Sunday 5 July 2015

Chorley

Well, it wasn't St Something's in the something (see last Sunday). It was St James, Chorley. Not a robe in sight.


Carpets, chairs, a worship band (rather older than last week's, playing songs considerably more slowly), and a visiting preacher who went down a bomb with most of the congregation as he negotiated in a lively way some bits of the Bible about anger and what to do with it. We had a chat with a few nice people afterwards, who were mostly a bit surprised to get visitors who'd walked to the church from the canal.

This wouldn't have surprised Nicholson's, which thinks of the canal as skirting Chorley. We'd walked to the supermarket last night, and couldn't see any particular reason to visit the town for anything else. It has its share of abandoned industrial buildings, one reduced to being rented out as a phone mast. It certainly isn't a TV mast, judging by our lack of reception.

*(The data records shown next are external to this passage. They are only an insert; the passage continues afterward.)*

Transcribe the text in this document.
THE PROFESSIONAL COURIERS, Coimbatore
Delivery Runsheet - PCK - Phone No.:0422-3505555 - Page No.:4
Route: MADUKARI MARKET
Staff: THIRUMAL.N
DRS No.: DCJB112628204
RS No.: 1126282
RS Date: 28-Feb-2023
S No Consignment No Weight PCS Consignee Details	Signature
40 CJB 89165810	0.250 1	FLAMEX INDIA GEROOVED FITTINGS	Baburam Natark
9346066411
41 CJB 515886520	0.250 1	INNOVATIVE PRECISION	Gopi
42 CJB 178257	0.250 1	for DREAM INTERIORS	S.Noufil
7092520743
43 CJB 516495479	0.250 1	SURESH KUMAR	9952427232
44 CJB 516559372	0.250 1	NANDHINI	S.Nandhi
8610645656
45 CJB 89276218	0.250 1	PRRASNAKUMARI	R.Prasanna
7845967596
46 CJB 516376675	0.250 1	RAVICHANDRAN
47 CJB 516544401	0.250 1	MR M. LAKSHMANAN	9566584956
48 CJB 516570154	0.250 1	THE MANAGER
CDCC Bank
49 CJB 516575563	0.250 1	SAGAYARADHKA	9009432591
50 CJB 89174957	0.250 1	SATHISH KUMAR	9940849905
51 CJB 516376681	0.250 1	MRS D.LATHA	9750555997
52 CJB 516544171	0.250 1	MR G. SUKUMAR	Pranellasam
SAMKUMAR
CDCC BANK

As we came back to Erin Mae, it appeared that the Wigan flight had followed us here.


Well, we'd decided it was time to have a barbie, and figured there was just enough time to fit one in at lunch-time before the rain. Unfortunately we found ourselves engrossed by the first half-hour of the British Grand Prix (via broadband). By the time the meat was cooked the skies were beginning to drip, and we retreated indoors. It was very tasty, but a lost photo opportunity.

During the second world war (and before I was born), my dad was involved in aerodrome construction in various places around the country. At one point he and my mum and my two older brothers lived in a house called Chorley Hall. There's a local house that goes by this name, but the internet makes it look far too grand to match the few photos that I remember seeing – I'm sure they pumped their own water and generally lived pretty close to the earth. So I think it must have been another Chorley. They seemed to have looked back on the period with some affection, and I must ask the brothers what they know about it all.

Tomorrow we have one more visit to the town – a walk down to B&Q to return some unwanted items and then catch a bus back to Adlington to pick up the item we missed on Saturday. Hope it's arrived. I don't feel in the mood for spending yet another night here.